Auf Bekanntes zurückzugreifen heißt ja nicht, dass sich Geschichten, Details und Themen wiederholen. Mit dem Monster of the Week "Gespenst" kann ich so unterschiedliche Sachen wie
Dark Water,
The Others,
13 Ghosts,
What Lies Beneath und
Ghostbusters herausbekommen. Das Wissen, dass es sich um eine Geistergeschichte handelt, entwertet oder spoilert ja nicht die ganze Handlung. Vor allem, weil "oh, es ist ein Geist, wir müssen seine Gebeine einsalzen und verbrennen" nicht unbedingt den Konflikt der Geschichte lösen muss. Umgekehrt fände ich den "ich will eine Geistergeschichte erzählen aber Geister kennt jeder darum nehme ich was was genauso ist wie ein Geist aber explizit kein Geist"-Ansatz eher befremdlich. Ghoule, Farben aus dem All, Dhaoloth und der König in Gelb sind für mich noch lange nicht ausgelutscht, dass ich sie ersetzen müsste.
Bei Lovecraft ist es ja schon so, dass seine Protagonisten vor allem gebildete Menschen sind, die einerseits viel Kontext und Vorwissen mitbringen und andererseits über die geistige Ausrüstung verfügen, den Mythos zu verstehen.
At the Mountains of Madness legt nahe, dass das gesamte Forscherteam schon zu Studienzeiten das Nekronomikon gelesen hat (aber für abergläubischen Kokolores hält). Das ermöglicht Dyer später aber nicht nur, die Elder Things korrekt zu identifizieren und ihre Historie aus Wandreliefs zu rekonstruieren, sondern auch, Empathie mit den Monstern zu empfinden. Generell ist das Thema oft, dass die Charaktere alle Infos besitzen und das Monster sozusagen nur dazu dient, deren Wahrheitsgehalt zu beweisen. Umgekehrt scheinen eher ungebildete Charaktere wie Ammi Pierce oder Gustaf Johansen (oder Conan) die Tragweite des Schreckens bis zum Ende nicht zu verstehen, was es ihnen ja gerade ermöglicht, Cthulhu erfolgreich mit einem Schiff zu rammen oder ihre mutierten Nachbarn per Spaten zu entleiben.

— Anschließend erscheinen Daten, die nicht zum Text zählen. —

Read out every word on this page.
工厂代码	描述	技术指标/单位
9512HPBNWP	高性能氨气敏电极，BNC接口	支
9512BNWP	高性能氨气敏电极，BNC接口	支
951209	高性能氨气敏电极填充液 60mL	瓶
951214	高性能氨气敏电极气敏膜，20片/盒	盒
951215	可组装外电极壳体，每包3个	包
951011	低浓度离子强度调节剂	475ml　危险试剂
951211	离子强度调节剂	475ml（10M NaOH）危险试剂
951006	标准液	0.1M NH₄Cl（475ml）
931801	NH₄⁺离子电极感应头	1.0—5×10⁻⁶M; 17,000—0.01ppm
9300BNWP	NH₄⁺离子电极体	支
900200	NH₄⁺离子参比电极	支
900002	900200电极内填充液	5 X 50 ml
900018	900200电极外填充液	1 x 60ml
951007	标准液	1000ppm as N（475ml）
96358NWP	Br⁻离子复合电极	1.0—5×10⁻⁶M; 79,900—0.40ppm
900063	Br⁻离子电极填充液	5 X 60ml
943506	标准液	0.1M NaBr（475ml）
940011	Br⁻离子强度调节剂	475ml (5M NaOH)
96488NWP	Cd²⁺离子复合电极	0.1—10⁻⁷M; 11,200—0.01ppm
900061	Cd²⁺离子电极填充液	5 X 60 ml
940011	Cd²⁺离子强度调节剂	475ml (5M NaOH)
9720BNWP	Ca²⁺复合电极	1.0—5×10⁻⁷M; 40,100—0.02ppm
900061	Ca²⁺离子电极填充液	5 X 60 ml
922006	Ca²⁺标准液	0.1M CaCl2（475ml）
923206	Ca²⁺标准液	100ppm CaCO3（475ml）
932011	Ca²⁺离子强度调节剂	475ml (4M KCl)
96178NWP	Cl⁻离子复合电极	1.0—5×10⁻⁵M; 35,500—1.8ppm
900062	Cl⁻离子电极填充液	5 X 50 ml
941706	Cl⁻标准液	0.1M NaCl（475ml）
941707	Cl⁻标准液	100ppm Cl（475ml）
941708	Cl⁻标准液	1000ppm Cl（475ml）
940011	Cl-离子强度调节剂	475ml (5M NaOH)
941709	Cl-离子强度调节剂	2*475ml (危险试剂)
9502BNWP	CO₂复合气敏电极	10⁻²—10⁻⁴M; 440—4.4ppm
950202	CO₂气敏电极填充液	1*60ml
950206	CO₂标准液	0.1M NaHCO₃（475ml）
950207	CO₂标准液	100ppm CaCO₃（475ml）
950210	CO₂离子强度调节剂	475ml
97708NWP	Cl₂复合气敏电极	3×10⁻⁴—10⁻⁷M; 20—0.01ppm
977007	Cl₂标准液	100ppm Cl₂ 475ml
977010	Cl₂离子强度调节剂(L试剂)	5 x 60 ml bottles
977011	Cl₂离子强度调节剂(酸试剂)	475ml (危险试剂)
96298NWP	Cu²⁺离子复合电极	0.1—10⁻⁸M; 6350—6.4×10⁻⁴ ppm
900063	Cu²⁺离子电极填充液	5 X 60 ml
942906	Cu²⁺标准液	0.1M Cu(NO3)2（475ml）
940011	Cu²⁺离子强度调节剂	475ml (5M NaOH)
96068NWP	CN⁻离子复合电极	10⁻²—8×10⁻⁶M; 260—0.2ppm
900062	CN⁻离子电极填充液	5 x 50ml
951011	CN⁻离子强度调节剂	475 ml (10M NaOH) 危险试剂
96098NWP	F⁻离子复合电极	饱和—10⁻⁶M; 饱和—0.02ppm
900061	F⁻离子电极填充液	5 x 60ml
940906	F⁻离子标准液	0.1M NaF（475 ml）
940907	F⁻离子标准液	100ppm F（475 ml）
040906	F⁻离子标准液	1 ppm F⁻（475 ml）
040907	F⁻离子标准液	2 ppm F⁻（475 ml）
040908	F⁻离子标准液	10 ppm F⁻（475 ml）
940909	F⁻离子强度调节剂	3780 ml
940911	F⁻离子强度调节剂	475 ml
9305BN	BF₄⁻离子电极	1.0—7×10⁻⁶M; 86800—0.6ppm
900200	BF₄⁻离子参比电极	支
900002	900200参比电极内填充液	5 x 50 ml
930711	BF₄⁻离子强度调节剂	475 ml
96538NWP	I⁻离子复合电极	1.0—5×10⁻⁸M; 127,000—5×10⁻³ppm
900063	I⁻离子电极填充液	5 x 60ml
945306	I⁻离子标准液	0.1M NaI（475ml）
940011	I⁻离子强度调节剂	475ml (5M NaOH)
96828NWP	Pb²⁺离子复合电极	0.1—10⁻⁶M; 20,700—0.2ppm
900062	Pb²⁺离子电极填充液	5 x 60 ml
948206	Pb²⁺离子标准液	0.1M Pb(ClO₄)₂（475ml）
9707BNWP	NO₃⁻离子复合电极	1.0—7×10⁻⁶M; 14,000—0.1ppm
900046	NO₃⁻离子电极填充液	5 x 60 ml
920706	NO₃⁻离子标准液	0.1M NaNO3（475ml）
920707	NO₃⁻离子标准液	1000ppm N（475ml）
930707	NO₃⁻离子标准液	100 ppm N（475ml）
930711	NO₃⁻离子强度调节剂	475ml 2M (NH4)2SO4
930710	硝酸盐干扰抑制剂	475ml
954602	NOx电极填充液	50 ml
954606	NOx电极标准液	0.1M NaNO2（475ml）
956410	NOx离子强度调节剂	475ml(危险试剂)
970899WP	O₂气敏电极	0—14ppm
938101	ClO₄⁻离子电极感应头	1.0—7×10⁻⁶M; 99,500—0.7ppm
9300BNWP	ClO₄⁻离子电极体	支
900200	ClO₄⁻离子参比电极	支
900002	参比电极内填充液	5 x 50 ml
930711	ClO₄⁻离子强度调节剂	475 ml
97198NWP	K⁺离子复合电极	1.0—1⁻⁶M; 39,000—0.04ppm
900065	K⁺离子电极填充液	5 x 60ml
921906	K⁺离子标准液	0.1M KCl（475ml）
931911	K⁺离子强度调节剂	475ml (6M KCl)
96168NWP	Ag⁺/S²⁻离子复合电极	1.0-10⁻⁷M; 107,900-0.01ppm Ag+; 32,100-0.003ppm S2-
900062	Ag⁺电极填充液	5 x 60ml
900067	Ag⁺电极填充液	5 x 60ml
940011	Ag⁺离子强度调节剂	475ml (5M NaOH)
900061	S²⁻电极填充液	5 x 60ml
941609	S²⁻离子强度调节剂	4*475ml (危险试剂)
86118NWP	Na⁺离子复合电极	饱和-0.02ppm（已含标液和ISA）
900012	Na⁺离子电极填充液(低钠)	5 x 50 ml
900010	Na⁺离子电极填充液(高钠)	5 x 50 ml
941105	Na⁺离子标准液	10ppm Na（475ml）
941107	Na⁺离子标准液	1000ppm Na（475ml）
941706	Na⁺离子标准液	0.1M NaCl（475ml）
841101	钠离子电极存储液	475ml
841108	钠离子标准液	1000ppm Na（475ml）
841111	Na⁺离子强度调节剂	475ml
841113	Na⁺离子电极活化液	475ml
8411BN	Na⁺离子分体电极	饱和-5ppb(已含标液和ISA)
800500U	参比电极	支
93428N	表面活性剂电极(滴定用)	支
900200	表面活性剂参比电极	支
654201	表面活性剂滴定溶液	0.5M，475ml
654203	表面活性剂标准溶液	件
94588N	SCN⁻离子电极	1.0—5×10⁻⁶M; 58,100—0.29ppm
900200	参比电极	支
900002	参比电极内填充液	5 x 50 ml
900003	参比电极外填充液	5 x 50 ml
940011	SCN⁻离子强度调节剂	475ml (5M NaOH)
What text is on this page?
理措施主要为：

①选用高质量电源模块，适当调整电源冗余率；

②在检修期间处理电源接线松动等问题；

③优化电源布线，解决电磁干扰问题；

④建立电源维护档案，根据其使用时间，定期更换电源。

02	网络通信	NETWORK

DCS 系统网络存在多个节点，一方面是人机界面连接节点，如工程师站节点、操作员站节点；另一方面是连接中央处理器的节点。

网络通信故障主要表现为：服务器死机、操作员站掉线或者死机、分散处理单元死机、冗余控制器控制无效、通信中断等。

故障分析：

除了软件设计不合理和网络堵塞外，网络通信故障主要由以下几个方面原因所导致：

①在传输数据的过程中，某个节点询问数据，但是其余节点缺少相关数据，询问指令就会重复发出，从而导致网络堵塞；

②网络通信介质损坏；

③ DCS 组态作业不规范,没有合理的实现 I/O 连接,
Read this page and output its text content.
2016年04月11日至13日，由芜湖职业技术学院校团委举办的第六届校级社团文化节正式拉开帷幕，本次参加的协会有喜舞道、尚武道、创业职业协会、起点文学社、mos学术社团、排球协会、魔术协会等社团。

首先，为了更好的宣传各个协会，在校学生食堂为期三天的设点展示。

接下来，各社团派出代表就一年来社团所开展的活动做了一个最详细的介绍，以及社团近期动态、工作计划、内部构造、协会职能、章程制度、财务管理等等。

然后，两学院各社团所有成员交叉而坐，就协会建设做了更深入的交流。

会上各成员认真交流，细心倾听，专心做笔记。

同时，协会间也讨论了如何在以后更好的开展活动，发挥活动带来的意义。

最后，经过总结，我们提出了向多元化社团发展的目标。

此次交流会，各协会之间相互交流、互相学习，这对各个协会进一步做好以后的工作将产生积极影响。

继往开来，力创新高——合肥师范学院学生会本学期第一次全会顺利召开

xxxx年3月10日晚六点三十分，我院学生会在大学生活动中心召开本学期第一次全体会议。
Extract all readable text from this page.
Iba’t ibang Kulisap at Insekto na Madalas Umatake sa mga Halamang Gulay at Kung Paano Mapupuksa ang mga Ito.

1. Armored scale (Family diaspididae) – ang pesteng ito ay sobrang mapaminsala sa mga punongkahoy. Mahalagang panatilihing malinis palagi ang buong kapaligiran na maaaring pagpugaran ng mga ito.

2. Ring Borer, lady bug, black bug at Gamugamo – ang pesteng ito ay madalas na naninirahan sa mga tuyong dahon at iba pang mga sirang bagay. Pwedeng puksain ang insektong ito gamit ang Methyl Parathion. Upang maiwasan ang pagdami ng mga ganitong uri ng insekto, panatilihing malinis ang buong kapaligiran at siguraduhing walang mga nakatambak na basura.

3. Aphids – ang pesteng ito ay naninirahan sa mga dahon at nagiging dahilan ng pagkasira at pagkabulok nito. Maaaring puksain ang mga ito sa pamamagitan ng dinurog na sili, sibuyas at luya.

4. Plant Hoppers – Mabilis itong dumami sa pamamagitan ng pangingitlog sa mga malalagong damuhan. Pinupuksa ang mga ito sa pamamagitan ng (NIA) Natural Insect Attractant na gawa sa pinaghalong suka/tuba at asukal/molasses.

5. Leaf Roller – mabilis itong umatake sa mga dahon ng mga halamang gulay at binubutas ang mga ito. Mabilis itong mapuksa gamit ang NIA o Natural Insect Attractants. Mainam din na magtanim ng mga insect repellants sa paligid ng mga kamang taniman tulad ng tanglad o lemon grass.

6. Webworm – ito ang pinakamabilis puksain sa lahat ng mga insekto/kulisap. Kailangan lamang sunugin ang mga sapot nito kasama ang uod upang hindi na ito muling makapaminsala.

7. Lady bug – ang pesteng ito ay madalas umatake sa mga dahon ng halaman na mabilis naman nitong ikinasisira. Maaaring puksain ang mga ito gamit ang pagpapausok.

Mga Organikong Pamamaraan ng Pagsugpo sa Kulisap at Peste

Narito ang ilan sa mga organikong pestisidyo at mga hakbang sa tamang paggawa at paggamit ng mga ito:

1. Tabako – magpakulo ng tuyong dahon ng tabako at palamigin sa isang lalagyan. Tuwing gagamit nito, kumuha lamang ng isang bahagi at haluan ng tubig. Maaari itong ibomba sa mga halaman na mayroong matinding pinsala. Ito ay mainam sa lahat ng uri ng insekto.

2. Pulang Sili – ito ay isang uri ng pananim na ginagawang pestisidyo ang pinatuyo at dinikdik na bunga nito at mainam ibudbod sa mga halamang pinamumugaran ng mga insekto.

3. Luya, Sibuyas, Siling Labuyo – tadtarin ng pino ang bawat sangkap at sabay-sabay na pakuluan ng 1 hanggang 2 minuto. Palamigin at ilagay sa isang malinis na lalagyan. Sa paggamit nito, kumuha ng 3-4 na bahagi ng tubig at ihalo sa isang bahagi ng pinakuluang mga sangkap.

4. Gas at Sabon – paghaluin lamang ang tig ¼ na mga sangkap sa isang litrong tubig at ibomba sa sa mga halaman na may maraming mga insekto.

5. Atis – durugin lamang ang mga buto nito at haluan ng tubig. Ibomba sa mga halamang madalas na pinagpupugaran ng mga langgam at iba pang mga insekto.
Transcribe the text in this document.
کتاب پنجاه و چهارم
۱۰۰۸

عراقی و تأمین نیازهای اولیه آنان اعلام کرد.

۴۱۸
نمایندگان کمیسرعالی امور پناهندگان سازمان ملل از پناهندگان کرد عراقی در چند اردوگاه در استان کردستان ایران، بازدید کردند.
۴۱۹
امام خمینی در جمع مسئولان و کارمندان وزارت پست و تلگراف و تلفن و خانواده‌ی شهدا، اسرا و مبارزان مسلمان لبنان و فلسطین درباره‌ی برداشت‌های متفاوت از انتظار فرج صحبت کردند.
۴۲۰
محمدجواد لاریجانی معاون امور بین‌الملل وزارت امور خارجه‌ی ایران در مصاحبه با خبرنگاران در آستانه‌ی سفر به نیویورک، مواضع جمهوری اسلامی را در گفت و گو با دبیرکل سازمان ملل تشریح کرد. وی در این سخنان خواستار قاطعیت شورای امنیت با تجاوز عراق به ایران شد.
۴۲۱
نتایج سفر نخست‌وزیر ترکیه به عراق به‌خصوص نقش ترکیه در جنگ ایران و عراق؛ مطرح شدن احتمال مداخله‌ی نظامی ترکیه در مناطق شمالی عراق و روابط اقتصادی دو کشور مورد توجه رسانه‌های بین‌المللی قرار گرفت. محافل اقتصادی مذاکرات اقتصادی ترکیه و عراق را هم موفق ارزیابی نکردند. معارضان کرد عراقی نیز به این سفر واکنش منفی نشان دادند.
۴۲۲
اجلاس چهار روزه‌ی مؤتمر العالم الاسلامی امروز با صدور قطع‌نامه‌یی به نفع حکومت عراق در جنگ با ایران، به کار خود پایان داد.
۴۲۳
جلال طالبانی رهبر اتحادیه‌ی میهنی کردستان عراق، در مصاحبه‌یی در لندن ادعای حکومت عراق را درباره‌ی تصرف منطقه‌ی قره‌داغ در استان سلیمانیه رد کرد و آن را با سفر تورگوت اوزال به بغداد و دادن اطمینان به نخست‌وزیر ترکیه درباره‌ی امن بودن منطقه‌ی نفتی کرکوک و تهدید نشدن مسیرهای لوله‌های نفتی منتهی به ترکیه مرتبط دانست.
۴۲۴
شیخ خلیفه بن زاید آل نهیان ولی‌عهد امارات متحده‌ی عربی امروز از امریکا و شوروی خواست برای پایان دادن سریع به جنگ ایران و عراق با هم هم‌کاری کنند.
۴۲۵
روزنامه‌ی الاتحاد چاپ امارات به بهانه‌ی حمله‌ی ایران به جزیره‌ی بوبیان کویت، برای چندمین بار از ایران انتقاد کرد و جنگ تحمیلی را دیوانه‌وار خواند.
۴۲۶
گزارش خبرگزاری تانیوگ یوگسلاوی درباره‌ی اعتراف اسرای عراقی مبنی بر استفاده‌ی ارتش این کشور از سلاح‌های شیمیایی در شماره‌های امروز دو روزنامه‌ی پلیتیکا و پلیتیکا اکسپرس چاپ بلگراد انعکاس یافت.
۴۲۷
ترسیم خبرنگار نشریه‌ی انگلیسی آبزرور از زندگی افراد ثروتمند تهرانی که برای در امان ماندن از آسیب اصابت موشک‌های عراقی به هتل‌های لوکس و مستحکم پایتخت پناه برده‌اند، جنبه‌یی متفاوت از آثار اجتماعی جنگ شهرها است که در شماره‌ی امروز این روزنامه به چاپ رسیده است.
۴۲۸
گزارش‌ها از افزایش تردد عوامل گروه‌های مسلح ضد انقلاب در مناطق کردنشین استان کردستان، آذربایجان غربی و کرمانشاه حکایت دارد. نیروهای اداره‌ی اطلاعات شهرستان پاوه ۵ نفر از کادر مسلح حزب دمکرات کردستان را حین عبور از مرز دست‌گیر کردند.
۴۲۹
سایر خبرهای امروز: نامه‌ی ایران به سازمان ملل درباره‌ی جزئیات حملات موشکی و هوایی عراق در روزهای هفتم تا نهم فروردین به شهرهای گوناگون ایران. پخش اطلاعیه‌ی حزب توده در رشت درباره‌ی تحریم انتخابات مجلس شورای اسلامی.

Wobei ich auch ganz klar sagen muss, dass ich in meinem Bekanntenkreis jetzt auch nicht der Hohepriester bin, der die ahnungslose Menschheit in den Kult des Großen Cthulhu einführt. Fast jeder, den ich kenne, hat im Bereich "Everything Cthulhu" ausreichend Vorwissen, ob jetzt von den Originalgeschichten, dem Rollenspielkram, Comics oder dem Arkham Horror-Brettspiel. SL ist auch jeder lange genug gewesen. Da gefällt es mir persönlich besser, mit den Leuten auf Augenhöhe zu interagieren und mir vielleicht noch etwas Input zu holen als mir die Spieler künstlich kleinzuhalten. Dass die dann ihren Charakter nicht alles wissen lassen, was sie wissen, ist dann wieder eine andere Sache...
Hm... möchte ich fast anzweifeln.
Die Angst vor dem Unbekannten ist ja ein beliebtes Thema in allen Horrormedien - zumindest zu Beginn.
Dass natürlich dann am Ende Wissen herrscht, das ist klar. Aber zu Beginn das Nichtwissen einer unbekannten, nicht klassifizierbaren, nicht in Schubladen verstaubare Bedrohung, das hat schon seine Berechtigung.
Wobei das ja eher auf die Charaktere zutrifft. Der Zuschauer/Leser hat häufig vorher den Klappentext gelesen/den Trailer gesehen und weiß, dass er einen Vampirfilm sieht oder ein Buch über Aliens gekauft hat. Ein Teil der Spannung entsteht ja auch gerade dadurch, dass ich weiß, dass es (im Buch) Werwölfe gibt und darum in jedem Baumschatten und bei jedem raschelnden Blatt ein Monster erwarte, während der Charakter ahnungslos durch den Wald spaziert. Das Problem ist eben, das so zu spielen und nicht zu sagen "ich habe da so eine Ahnung und packe das Sturmgewehr mit der geweihten Silbermunition in den Picknickkorb". Dann spiele ich statt
The Ninth Gate ganz schnell
End of Days. Ich würde das aber nicht lösen wollen, indem ich den Spieler/Zuschauer/Leser so kurz halte wie den Charakter.